8. If your Doordash password is the same password for any other accounts you have, that means the scammer has the passwords to these accounts as well. 

I only knew I had been hacked because I checked my email about half an hour later and noticed that Doordash sent me an email indicating my bank information had changed and that I should contact them immediately if I did not make the change. Then it hit me...I opened the Doordash app and saw that my bank account information had changed.

When you call Doordash support, they may be kind of clueless. I had to tell the rep several times to cancel my Red Card because it had been compromised. You also have to tell the rep to reset your password, which they will send you a link to do, since there appears no place to do that in the app. You also need to change any other passwords that are the same as your Doordash password, as the scammer now has those.

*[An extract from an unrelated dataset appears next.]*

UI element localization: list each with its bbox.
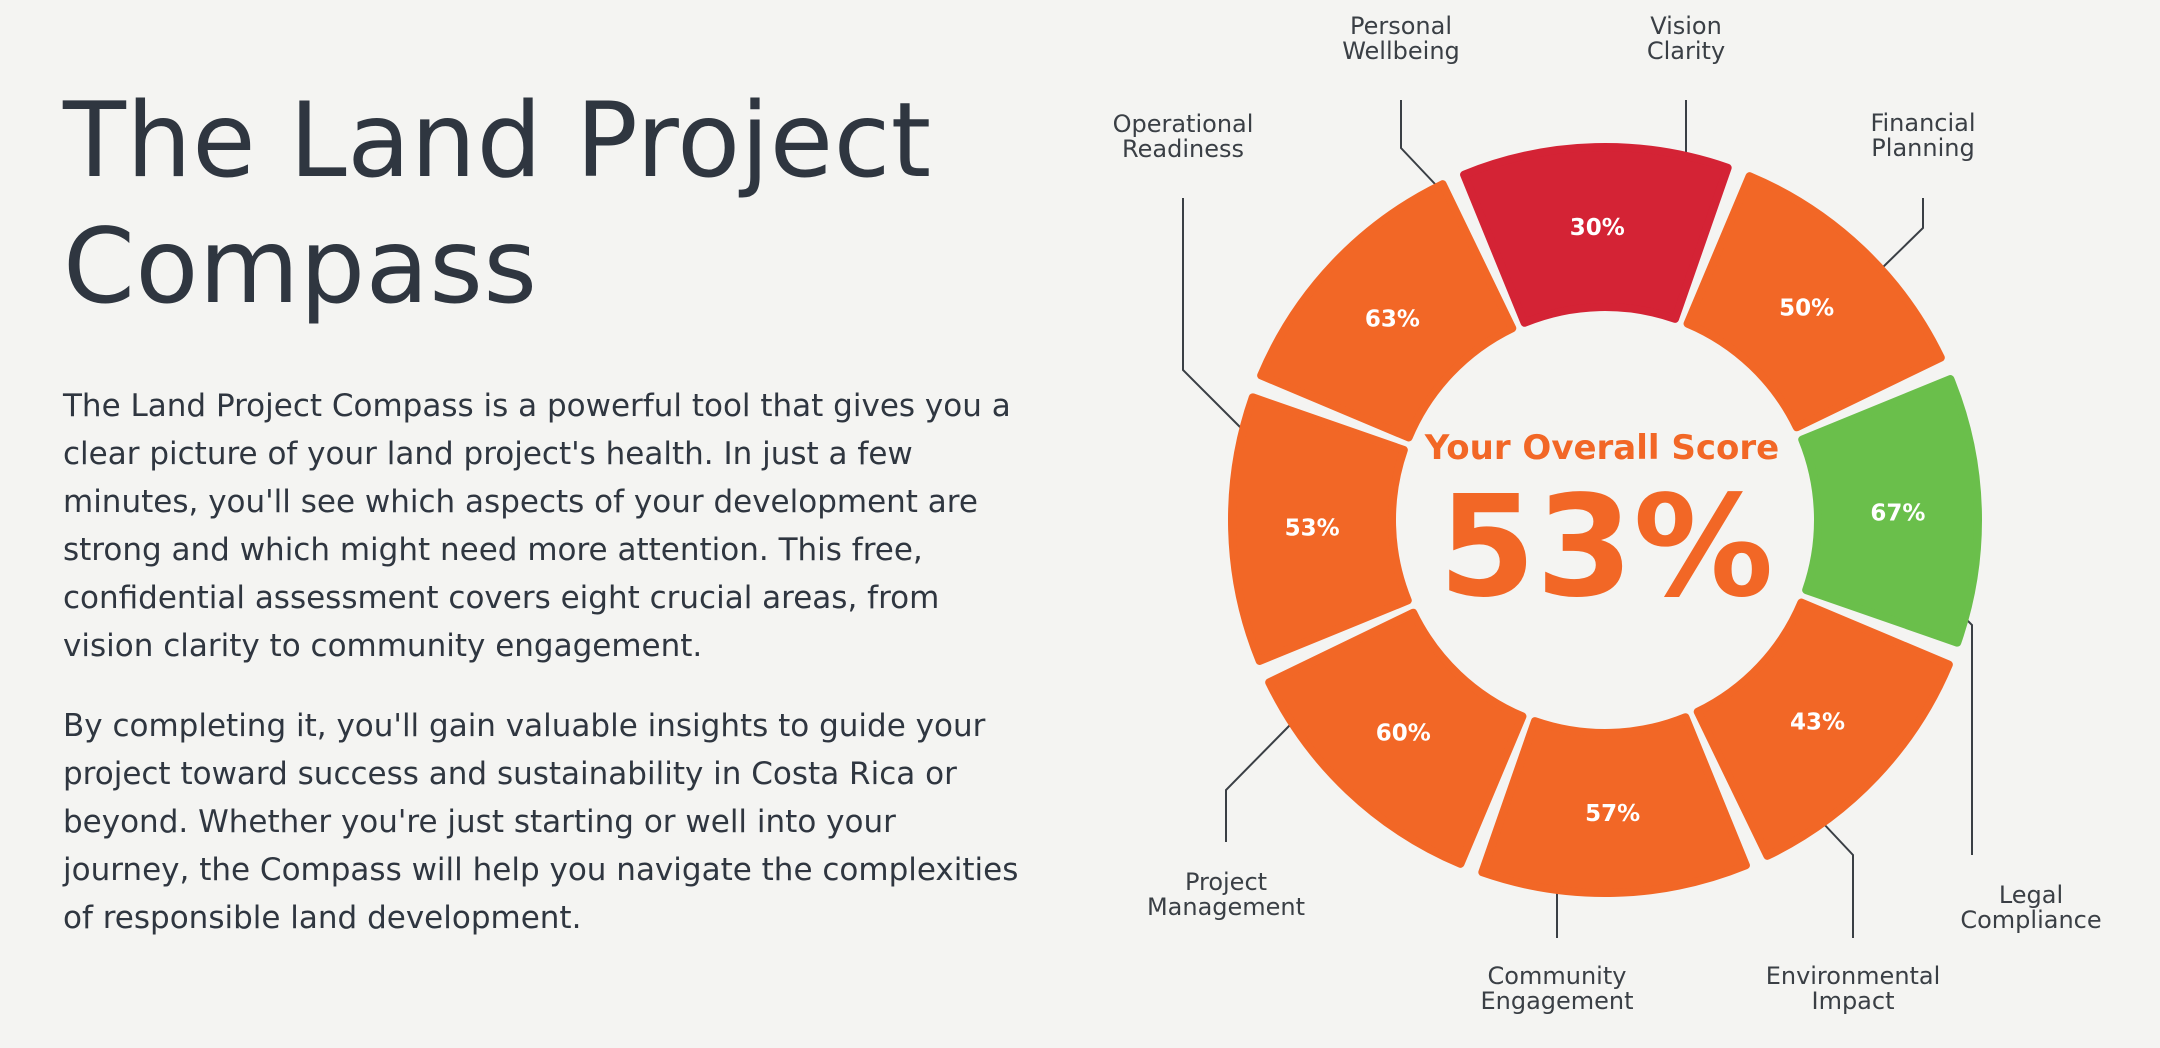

Like I said, the scammer has either hacked your phone and can see your screen, which explains why they could verify what run I was on for the bonus...

So BEWARE!


----------



## Paladin220 (Jun 2, 2017)

Nothing new about this scam. It has been around for years on all platforms. Sorry you fell for it. Don't ever give out passwords for any account - under no scenario ever does any company need your password....they already have it.


----------



## Seamus (Jun 21, 2018)

*New OLD Doordash Scam - I Got Hacked! Don't Be Next!*


----------



## Seamus (Jun 21, 2018)

Paladin220 said:


> Don't ever give out passwords for any account -


Exactly!

No matter how many times it's said this continues to happen because there is always someone who hasn't heard this before.

Although we get tired of saying it, it bears repeating. If anyone who is new is reading this know there are people who for years find ways on Uber, Lyft. DD, GH, UE, Instacart etc.etc. that try to scam you to take over your account and steal your money. UNDER NO CIRCUMSTANCES, no matter how real it seems, should you ever give your account password (or ANY information) to anyone. There are numerous variations of different stories to get your info. Don't do it.


----------



## FLKeys (Dec 27, 2018)

Don't use the same password at multiple places. Come up with a password formula so you can have unique passwords for each site and still remember them.

Here is an example: 

Pick two 4-5 letter words that you can easily remember. Lets use Frog and Shoe. These will be the base for your passwords.
Now we need individual websites to finish our password.

Lets start with UberPeople.net, there are two words in the sit name Uber & People. You will use the number of words and the first letter of each word in your password.


Password will start with lowercase u for Uber the first letter of the first word in the website name: *u*
Followed by first word you picked with a capital first letter: *Frog*
Followed by the number of words in the website name Uber People: *2*
Followed by a character, the character is generated by the number of words as a start and the moved over that many spots. 2 words is @ (shares the same button as 2 on the key board) move over 2 places to the right and you are at 4 or the $ symbol: *$*
Followed by your next 4 letter word with a capital first letter: *Shoe*
Followed by a lowercase p for People the first letter in the last word in the website name: *p*
UberPeople.net = uFrog2$Shoep

Bank of America = bFrog3^Shoea
Chase Bank = cFrog2$Frogb
Ford Credit = fFrog2$Shoec
Uber = [email protected]

Come up with your own formula and start using it. When a website requires you to change your password after so long it can throw a wrench into the formula. I have found most personal websites don't require routine password changes. Business websites will often require changes every so often from 30 days to 90 days.

I also use LastPass to store my passwords. It has very high ratings.


----------



## Rickos69 (Nov 8, 2018)

Seamus said:


> Exactly!
> 
> No matter how many times it's said this continues to happen because there is always someone who hasn't heard this before.
> 
> Although we get tired of saying it, it bears repeating. If anyone who is new is reading this know there are people who for years find ways on Uber, Lyft. DD, GH, UE, Instacart etc.etc. that try to scam you to take over your account and steal your money. UNDER NO CIRCUMSTANCES, no matter how real it seems, should you ever give your account password (or ANY information) to anyone. There are numerous variations of different stories to get your info. Don't do it.


How about you live dangerously and expand your advise to include any and all apps or sites that may contain personal sensitive information?


----------



## Alltel77 (Mar 3, 2019)

It's a old scam but most likely it's current employees working at these outsourced call centers working within, with former employees or outside sources providing info basically a ring. One bank I worked for was via BPO many of the agents were stealing customer card numbers , doing pin resets and all this other crap, ironically the outsourced department these agents worked in was the fraud dept. The bank terminated the contract with the BPO (it was here in the US) outsourced more jobs offshore and consolidated roles. It's really nothing new though.


----------



## BestInDaWest (Apr 8, 2021)

these people exist because it works....I would tell people to be smarter but you cant fix dumb


----------



## ColonyMark (Sep 26, 2019)

I’m sorry that happened to you. The biggest red flag for me would have been when they said they would give me $10. It’s hard enough getting the $3 compensation from DD


----------